In all, I find the grounding literature interesting but I remain unconvinced it puts any limits on the capabilities even of the simplest unimodal, unagentic models (unlike, say, the causality literature).
Thanks for sharing this, I believe this kind of work is very promising. Especially, it pushes us to be concrete.
I think some of the characteristics you note are necessary side effects of fast parallel computation. Take this canonical constant-depth adder from pg 6 of "Introduction to Circuit Complexity":
Imagine the same circuit embedded in a neural network. Individual neurons are "merely" simple Boolean operations on the input - no algorithm in sight! More complicated problems often have even messier circuits, with redundant computation or false branches that must be suppressed.

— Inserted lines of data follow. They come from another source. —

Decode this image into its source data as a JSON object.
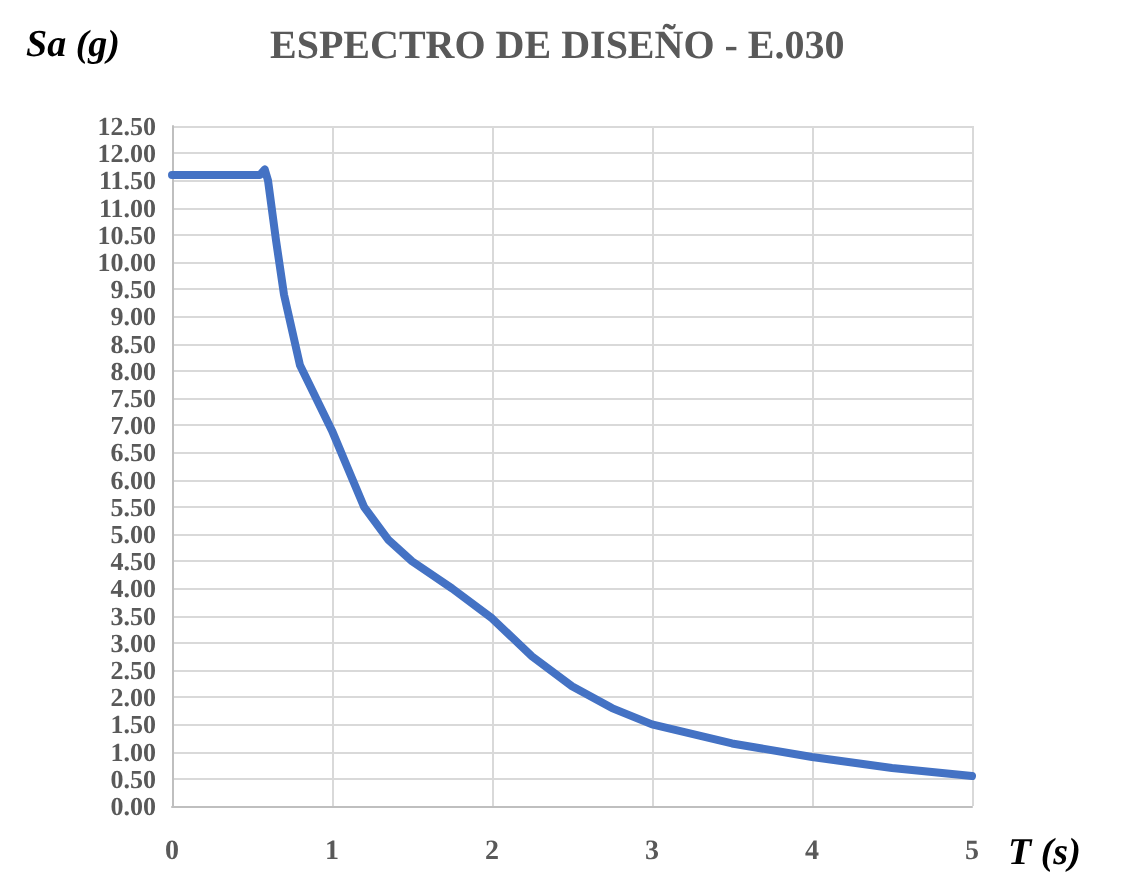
{
  "chart_data": {
    "type": "line",
    "title": "ESPECTRO DE DISEÑO - E.030",
    "ylabel": "Sa (g)",
    "xlabel": "T (s)",
    "x": [
      0,
      0.2,
      0.4,
      0.55,
      0.58,
      0.6,
      0.65,
      0.7,
      0.8,
      0.9,
      1.0,
      1.1,
      1.2,
      1.35,
      1.5,
      1.75,
      2.0,
      2.25,
      2.5,
      2.75,
      3.0,
      3.5,
      4.0,
      4.5,
      5.0
    ],
    "series": [
      {
        "color": "#4472c4",
        "values": [
          11.6,
          11.6,
          11.6,
          11.6,
          11.7,
          11.5,
          10.4,
          9.4,
          8.1,
          7.5,
          6.9,
          6.2,
          5.5,
          4.9,
          4.5,
          4.0,
          3.45,
          2.75,
          2.2,
          1.8,
          1.5,
          1.15,
          0.9,
          0.7,
          0.55
        ]
      }
    ],
    "xlim": [
      0,
      5
    ],
    "xticks": [
      0,
      1,
      2,
      3,
      4,
      5
    ],
    "ylim": [
      0,
      12.5
    ],
    "yticks": [
      {
        "value": 0,
        "label": "0.00"
      },
      {
        "value": 0.5,
        "label": "0.50"
      },
      {
        "value": 1,
        "label": "1.00"
      },
      {
        "value": 1.5,
        "label": "1.50"
      },
      {
        "value": 2,
        "label": "2.00"
      },
      {
        "value": 2.5,
        "label": "2.50"
      },
      {
        "value": 3,
        "label": "3.00"
      },
      {
        "value": 3.5,
        "label": "3.50"
      },
      {
        "value": 4,
        "label": "4.00"
      },
      {
        "value": 4.5,
        "label": "4.50"
      },
      {
        "value": 5,
        "label": "5.00"
      },
      {
        "value": 5.5,
        "label": "5.50"
      },
      {
        "value": 6,
        "label": "6.00"
      },
      {
        "value": 6.5,
        "label": "6.50"
      },
      {
        "value": 7,
        "label": "7.00"
      },
      {
        "value": 7.5,
        "label": "7.50"
      },
      {
        "value": 8,
        "label": "8.00"
      },
      {
        "value": 8.5,
        "label": "8.50"
      },
      {
        "value": 9,
        "label": "9.00"
      },
      {
        "value": 9.5,
        "label": "9.50"
      },
      {
        "value": 10,
        "label": "10.00"
      },
      {
        "value": 10.5,
        "label": "10.50"
      },
      {
        "value": 11,
        "label": "11.00"
      },
      {
        "value": 11.5,
        "label": "11.50"
      },
      {
        "value": 12,
        "label": "12.00"
      },
      {
        "value": 12.5,
        "label": "12.50"
      }
    ],
    "grid": true,
    "marker": "none",
    "line_style": "solid"
  }
}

Or imagine a typical program for checking legal moves, some nested for loops. If you actually compile and run such a program you will see the processor perform a long series of local checks. Without the source code any "algorithmness" that remains is in the order those checks are performed in. Now imagine porting that same program to a parallel architecture, like a transformer or the brain. With the checks occurring in parallel there's no obvious systematicity and the whole thing could be mistaken for a mass of unrelated local computations, the algorithm totally obscured. Even more so if the medium is stochastic.
Actually this relates to a problem in circuit complexity - the notion of algorithm itself becomes more subtle. Since circuits are of fixed finite size, they can only accept one size of input. So, in order to solve a task at any size (as Turing machines do) a different circuit is required for each n. But then what's to keep each circuit in the family from being wildly different? How could such an infinitely varied family represent a crisp, succinct algorithm? Besides, this arbitrariness lends a sort of unchecked power, for instance the ability to solve the halting problem! (e.g. by hard coding every answer for each n). To tame this, the notion of "uniform complexity" is introduced. A series of circuits is uniform iff the circuits themselves can be generated by a Turing machine. So an "algorithm" is a finite description of a fast parallel circuit for every size.
This seems like it may apply directly for the case of OthelloGPT. If the list of "heuristics" permit a short generating description, they may indeed represent a crisp algorithm - only implemented in parallel. It would be v. interesting if gradient descent preferred such solutions since the generating rule is only ever implicit. If gradient descent had such a preference it could substitute directly for a more traditional notion of algorithm in many arguments (e.g. about generalization/reasoning/world modeling). Really, any idea of which sort of circuits gradient descent prefers in this case could help illuminate how "deep learning works" at all.